Si je parle de ces figures et de ces motifs c'est bien parce que Contre-Jour est un roman construit autour de motifs mais aussi parce qu'à sa manière, c'est également un « piège à pensées ». Peuplé de centaines de personnages, empruntant à tout l'imaginaire de la période qu'il décrit ( 1893-1918 ), ce roman est tellement saturé de symétries, de thèmes empruntés à toutes les littératures, de métaphores en cascade, qu'il produit une sensation de vertige et de fascination dont il est difficile de s'extirper. Sachant que chaque thème abordé a individuellement le pouvoir de modifier entièrement la vision que vous avez du roman, voire - soyons-fous - votre vision du monde, il y a fort à parier qu'arrivé à la fin, votre tête soit sur le point d'exploser.
Je ne peux m'empêcher d'évoquer le thème de l'affrontement entre deux écoles mathématiques qui proposent deux manières de représenter l'espace, l'une en utilisant des coordonnées réelles (vectorisme), l'autre en mélangeant une coordonnée réelle et trois autres imaginaires i, j, k (quaternionisme).
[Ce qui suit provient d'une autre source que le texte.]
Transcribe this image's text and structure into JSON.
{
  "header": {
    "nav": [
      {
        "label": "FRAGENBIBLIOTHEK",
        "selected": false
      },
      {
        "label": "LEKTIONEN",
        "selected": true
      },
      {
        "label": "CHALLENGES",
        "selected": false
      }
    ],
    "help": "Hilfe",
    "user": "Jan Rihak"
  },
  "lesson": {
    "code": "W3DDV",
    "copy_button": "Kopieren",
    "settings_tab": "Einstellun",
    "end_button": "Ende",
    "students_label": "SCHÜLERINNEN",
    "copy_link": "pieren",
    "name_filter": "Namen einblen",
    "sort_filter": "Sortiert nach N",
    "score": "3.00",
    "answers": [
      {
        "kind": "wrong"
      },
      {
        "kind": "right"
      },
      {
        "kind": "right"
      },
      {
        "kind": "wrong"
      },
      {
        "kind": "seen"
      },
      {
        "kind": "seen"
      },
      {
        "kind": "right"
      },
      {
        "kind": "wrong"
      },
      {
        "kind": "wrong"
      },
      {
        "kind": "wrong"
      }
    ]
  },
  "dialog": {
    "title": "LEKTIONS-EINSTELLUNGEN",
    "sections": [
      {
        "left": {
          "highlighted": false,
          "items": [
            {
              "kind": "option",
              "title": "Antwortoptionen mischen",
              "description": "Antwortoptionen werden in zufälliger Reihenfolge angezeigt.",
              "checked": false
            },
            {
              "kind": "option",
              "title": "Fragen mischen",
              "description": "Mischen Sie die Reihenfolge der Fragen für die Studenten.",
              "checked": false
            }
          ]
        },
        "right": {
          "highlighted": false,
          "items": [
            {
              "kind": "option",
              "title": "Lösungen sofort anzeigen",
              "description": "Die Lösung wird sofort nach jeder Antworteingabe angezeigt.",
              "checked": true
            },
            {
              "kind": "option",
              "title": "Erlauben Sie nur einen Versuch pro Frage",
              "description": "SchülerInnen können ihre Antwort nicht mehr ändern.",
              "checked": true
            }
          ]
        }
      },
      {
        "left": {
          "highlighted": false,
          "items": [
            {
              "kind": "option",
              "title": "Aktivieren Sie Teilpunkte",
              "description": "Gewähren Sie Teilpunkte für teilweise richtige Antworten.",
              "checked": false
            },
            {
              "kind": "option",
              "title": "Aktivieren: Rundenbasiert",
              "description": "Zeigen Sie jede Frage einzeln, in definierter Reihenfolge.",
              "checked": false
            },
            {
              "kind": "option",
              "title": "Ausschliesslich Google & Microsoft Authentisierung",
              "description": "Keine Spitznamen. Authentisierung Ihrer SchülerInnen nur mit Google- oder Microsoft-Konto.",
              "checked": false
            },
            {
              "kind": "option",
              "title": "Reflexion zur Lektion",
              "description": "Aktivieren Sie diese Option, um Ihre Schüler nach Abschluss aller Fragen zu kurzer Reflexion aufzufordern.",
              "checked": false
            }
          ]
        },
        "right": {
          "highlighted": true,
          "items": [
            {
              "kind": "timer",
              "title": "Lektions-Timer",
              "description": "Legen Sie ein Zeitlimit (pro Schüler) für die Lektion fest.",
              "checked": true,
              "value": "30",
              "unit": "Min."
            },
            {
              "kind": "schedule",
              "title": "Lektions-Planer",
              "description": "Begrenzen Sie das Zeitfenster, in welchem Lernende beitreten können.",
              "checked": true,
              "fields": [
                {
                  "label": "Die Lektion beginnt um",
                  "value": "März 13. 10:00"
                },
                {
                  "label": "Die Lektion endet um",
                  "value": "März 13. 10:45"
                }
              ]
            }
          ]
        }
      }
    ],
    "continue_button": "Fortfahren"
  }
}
D'une part parce qu'il s'agit d'une des métaphores mathématiques les plus abouties de Pynchon, et ce n'est pas précisément un novice à ce sujet, et d'autre part parce que dans un livre tellement obsédé par la représentation, le statut de l'imaginaire par rapport à celui de la réalité, on imagine très bien à quelles extrémités perverses et à quelles discussions délirantes ce genre d'approche peut mener.
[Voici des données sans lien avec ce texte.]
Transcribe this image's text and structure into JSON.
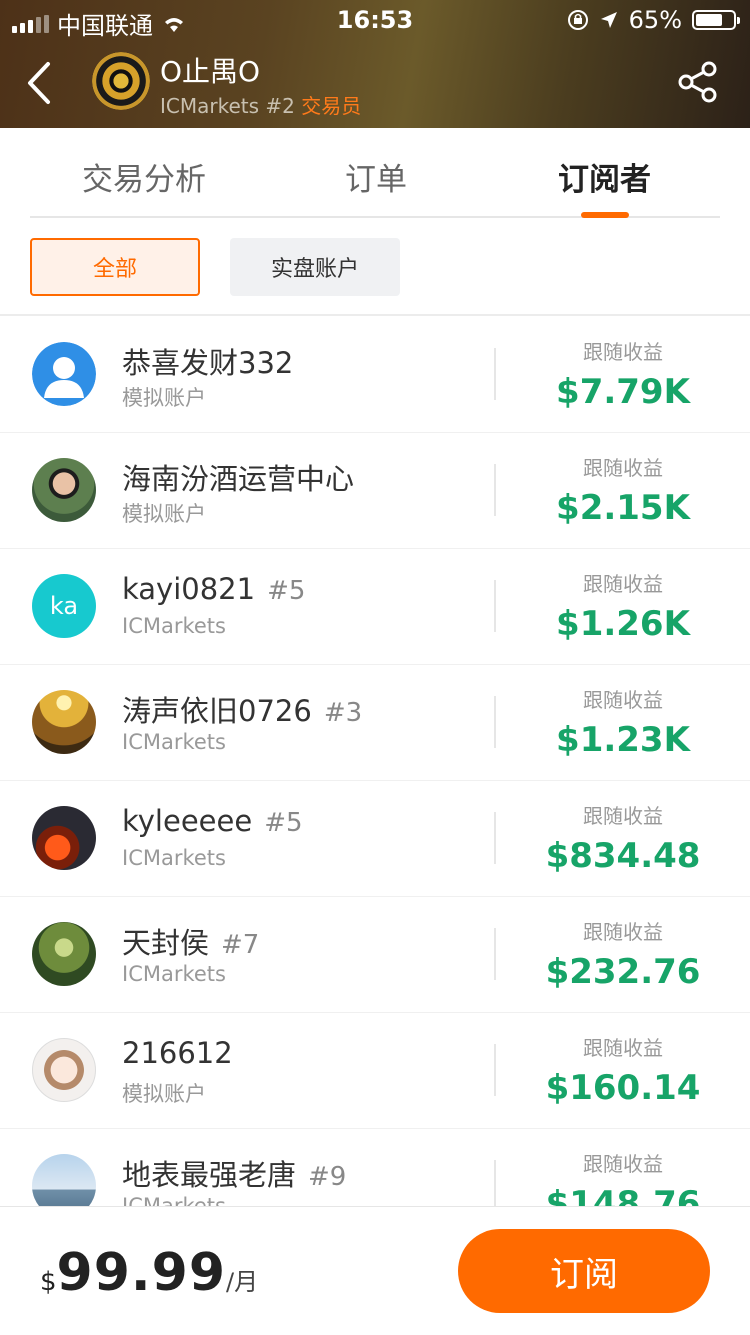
{
  "status_bar": {
    "carrier": "中国联通",
    "time": "16:53",
    "battery": "65%"
  },
  "header": {
    "trader_name": "O止禺O",
    "broker": "ICMarkets",
    "rank": "#2",
    "role": "交易员"
  },
  "tabs": [
    {
      "label": "交易分析"
    },
    {
      "label": "订单"
    },
    {
      "label": "订阅者"
    }
  ],
  "filters": [
    {
      "label": "全部"
    },
    {
      "label": "实盘账户"
    }
  ],
  "subscribers": [
    {
      "name": "恭喜发财332",
      "rank": "",
      "account": "模拟账户",
      "pl_label": "跟随收益",
      "pl": "$7.79K"
    },
    {
      "name": "海南汾酒运营中心",
      "rank": "",
      "account": "模拟账户",
      "pl_label": "跟随收益",
      "pl": "$2.15K"
    },
    {
      "name": "kayi0821",
      "rank": "#5",
      "account": "ICMarkets",
      "pl_label": "跟随收益",
      "pl": "$1.26K",
      "avatar_text": "ka"
    },
    {
      "name": "涛声依旧0726",
      "rank": "#3",
      "account": "ICMarkets",
      "pl_label": "跟随收益",
      "pl": "$1.23K"
    },
    {
      "name": "kyleeeee",
      "rank": "#5",
      "account": "ICMarkets",
      "pl_label": "跟随收益",
      "pl": "$834.48"
    },
    {
      "name": "天封侯",
      "rank": "#7",
      "account": "ICMarkets",
      "pl_label": "跟随收益",
      "pl": "$232.76"
    },
    {
      "name": "216612",
      "rank": "",
      "account": "模拟账户",
      "pl_label": "跟随收益",
      "pl": "$160.14"
    },
    {
      "name": "地表最强老唐",
      "rank": "#9",
      "account": "ICMarkets",
      "pl_label": "跟随收益",
      "pl": "$148.76"
    }
  ],
  "footer": {
    "currency": "$",
    "price": "99.99",
    "unit": "/月",
    "subscribe_label": "订阅"
  },
  "colors": {
    "accent": "#ff6a00",
    "profit": "#17a468"
  }
}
Pourtant plus sage que l'Arc-en-ciel de la Gravité, Contre-jour est aussi diaboliquement plus cohérent. C'est l'œuvre d'un conteur en totale maîtrise de son esthétique, où chaque phrase est représentative de la structure et du propos d'ensemble, là où l'arc-en-ciel ne proposait que des balbutiements et de brèves illuminations, même si il était exactement fascinant pour cela. En comparaison Contre-Jour tient moins de l'accumulation délirante que de l'œuvre compacte, impénétrable. C'est un cristal à mille facettes qui, tel le spath d'Islande, réfractera la lumière selon des angles différents, toujours étranges, selon l'angle de lecture que vous aurez choisi. Et ce n'est pas ce genre de livres où il y a autant de lectures que de lecteurs, non, plutôt mille lectures par lecteur, de quoi compenser largement le nombre restreints de lecteurs de Pynchon, ridiculement bas au vu des merveilles qu'il y a à déterrer dans un livre comme celui-ci.
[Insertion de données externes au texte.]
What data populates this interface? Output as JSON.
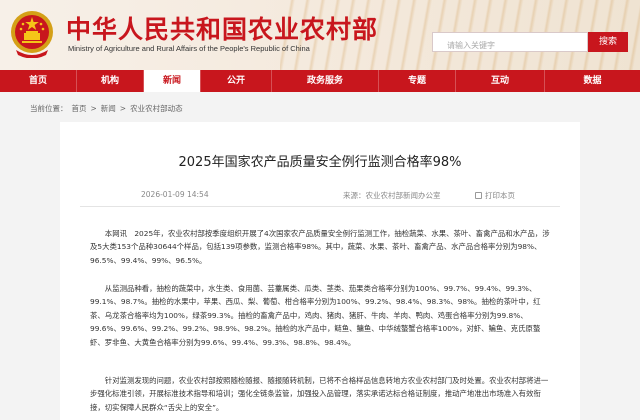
{
  "header": {
    "title": "中华人民共和国农业农村部",
    "subtitle": "Ministry of Agriculture and Rural Affairs of the People's Republic of China",
    "search_placeholder": "请输入关键字",
    "search_button": "搜索",
    "brand_color": "#c8161d"
  },
  "nav": {
    "items": [
      {
        "label": "首页",
        "active": false
      },
      {
        "label": "机构",
        "active": false
      },
      {
        "label": "新闻",
        "active": true
      },
      {
        "label": "公开",
        "active": false
      },
      {
        "label": "政务服务",
        "active": false
      },
      {
        "label": "专题",
        "active": false
      },
      {
        "label": "互动",
        "active": false
      },
      {
        "label": "数据",
        "active": false
      }
    ]
  },
  "breadcrumb": {
    "label": "当前位置：",
    "items": [
      "首页",
      "新闻",
      "农业农村部动态"
    ],
    "separator": ">"
  },
  "article": {
    "title": "2025年国家农产品质量安全例行监测合格率98%",
    "date": "2026-01-09 14:54",
    "source_label": "来源：",
    "source": "农业农村部新闻办公室",
    "print_label": "打印本页",
    "paragraphs": [
      "本网讯　2025年，农业农村部按季度组织开展了4次国家农产品质量安全例行监测工作，抽检蔬菜、水果、茶叶、畜禽产品和水产品，涉及5大类153个品种30644个样品，包括139项参数，监测合格率98%。其中，蔬菜、水果、茶叶、畜禽产品、水产品合格率分别为98%、96.5%、99.4%、99%、96.5%。",
      "从监测品种看，抽检的蔬菜中，水生类、食用菌、芸薹属类、瓜类、茎类、茄果类合格率分别为100%、99.7%、99.4%、99.3%、99.1%、98.7%。抽检的水果中，苹果、西瓜、梨、葡萄、柑合格率分别为100%、99.2%、98.4%、98.3%、98%。抽检的茶叶中，红茶、乌龙茶合格率均为100%，绿茶99.3%。抽检的畜禽产品中，鸡肉、猪肉、猪肝、牛肉、羊肉、鸭肉、鸡蛋合格率分别为99.8%、99.6%、99.6%、99.2%、99.2%、98.9%、98.2%。抽检的水产品中，鲢鱼、鳙鱼、中华绒螯蟹合格率100%，对虾、鳊鱼、克氏原螯虾、罗非鱼、大黄鱼合格率分别为99.6%、99.4%、99.3%、98.8%、98.4%。",
      "针对监测发现的问题，农业农村部按照随检随报、随报随转机制，已将不合格样品信息转地方农业农村部门及时处置。农业农村部将进一步强化标准引领，开展标准技术指导和培训；强化全链条监管，加强投入品管理，落实承诺达标合格证制度，推动产地准出市场准入有效衔接，切实保障人民群众“舌尖上的安全”。"
    ]
  }
}
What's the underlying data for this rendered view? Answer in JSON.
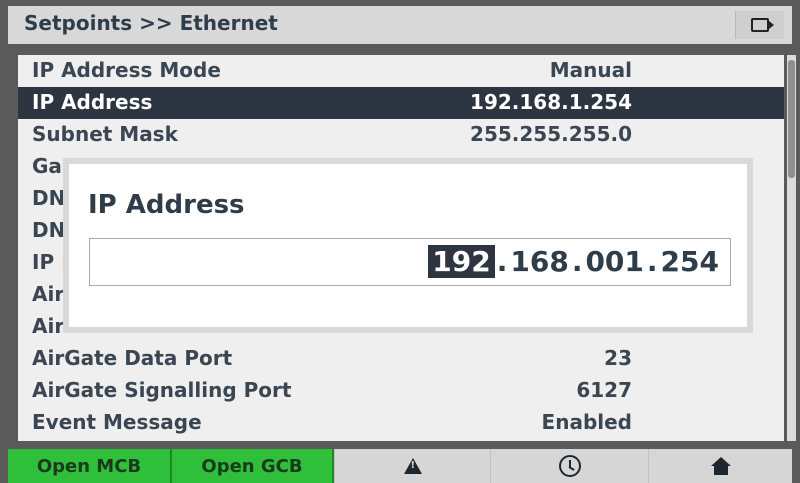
{
  "header": {
    "title": "Setpoints >> Ethernet",
    "camera_icon": "camera-icon"
  },
  "list": {
    "rows": [
      {
        "label": "IP Address Mode",
        "value": "Manual",
        "selected": false
      },
      {
        "label": "IP Address",
        "value": "192.168.1.254",
        "selected": true
      },
      {
        "label": "Subnet Mask",
        "value": "255.255.255.0",
        "selected": false
      },
      {
        "label": "Ga",
        "value": "",
        "selected": false
      },
      {
        "label": "DN",
        "value": "",
        "selected": false
      },
      {
        "label": "DN",
        "value": "",
        "selected": false
      },
      {
        "label": "IP I",
        "value": "",
        "selected": false
      },
      {
        "label": "Air",
        "value": "",
        "selected": false
      },
      {
        "label": "Air",
        "value": "",
        "selected": false
      },
      {
        "label": "AirGate Data Port",
        "value": "23",
        "selected": false
      },
      {
        "label": "AirGate Signalling Port",
        "value": "6127",
        "selected": false
      },
      {
        "label": "Event Message",
        "value": "Enabled",
        "selected": false
      }
    ]
  },
  "dialog": {
    "title": "IP Address",
    "ip_segments": [
      "192",
      "168",
      "001",
      "254"
    ],
    "active_segment": 0,
    "separator": "."
  },
  "bottom_bar": {
    "open_mcb_label": "Open MCB",
    "open_gcb_label": "Open GCB",
    "alarm_icon": "warning-icon",
    "history_icon": "history-icon",
    "home_icon": "home-icon"
  },
  "colors": {
    "selected_row": "#2d3540",
    "button_green": "#2fbf3a",
    "text_dark": "#3a4652"
  }
}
J'en ai assez dit, Contre-Jour est un roman extraordinaire, écrit par un auteur extraordinaire. Il autorise un nombre infini de relecture et un nombre encore plus infini d'interprétations. C'est l'œuvre ouverte, le roman postmoderne par excellence. Et ce qui ne gâche rien, et même fait tout, il est traversé à chaque page de moments de littérature incroyable presque douloureusement beau dans leurs précisions et dans la multitude d'images qu'ils peuvent évoquer :
"Au crépuscule, ils atteignirent les abords d'une grande flottille aérienne. Sous eux, la taïga se taisait peu à peu, comme si elle cédait aux heures d'obscurité et de sommeil. Quant à la lumière que distillait le jour, il en restait suffisamment pour révéler un ciel encombré de ballons transporteurs, immenses et sans équipages, suspendus à toutes les altitudes imaginables, le soleil couchant illuminant et détourant les cercles de charge et les gréements, les filets de chargement et les palettes pleines qui se balançaient dans les vents du soir, chaque nacelle portée par une enveloppe différente, certaines d'une sphéricité parfaite, d'autres en forme de pastèque, de saucisse polonaise ou de cigare de luxe, tantôt aérodynamique comme des poissons, tantôt carrées ou pointues ou cousues en polyèdres étoilés ou en dragons chinois, solides, à rayures, ou veinées, jaunes ou écarlates, turquoise ou violets, quelques nouveaux vaisseaux équipés de moteurs à faible puissance en chevaux, qui de temps en temps recrachaient de brillantes bouffées de vapeur, juste assez pour rester stationnaires. Chaque ballon était relié par des câbles métalliques à un matériel roulant distinct, quelque part au sol, se déplaçant invisiblement sur ses propres rails, guidant sa cargaison flottante vers une destination différente, sur toute la carte de l'Eurasie – tandis que les jeunes hommes observaient ce manège, les plus hautes enveloppes de la flotte étaient avalées par l'arc de l'ombre de la Terre avançant, avant de descendre parmi les autres flancs de soie laquée, elle s'égaillaient enfin sur la campagne alentour, pour la libérer de sa lumière quotidienne. Bientôt on ne vit plus qu'une constellation terrestre de feux mobiles rouges et verts.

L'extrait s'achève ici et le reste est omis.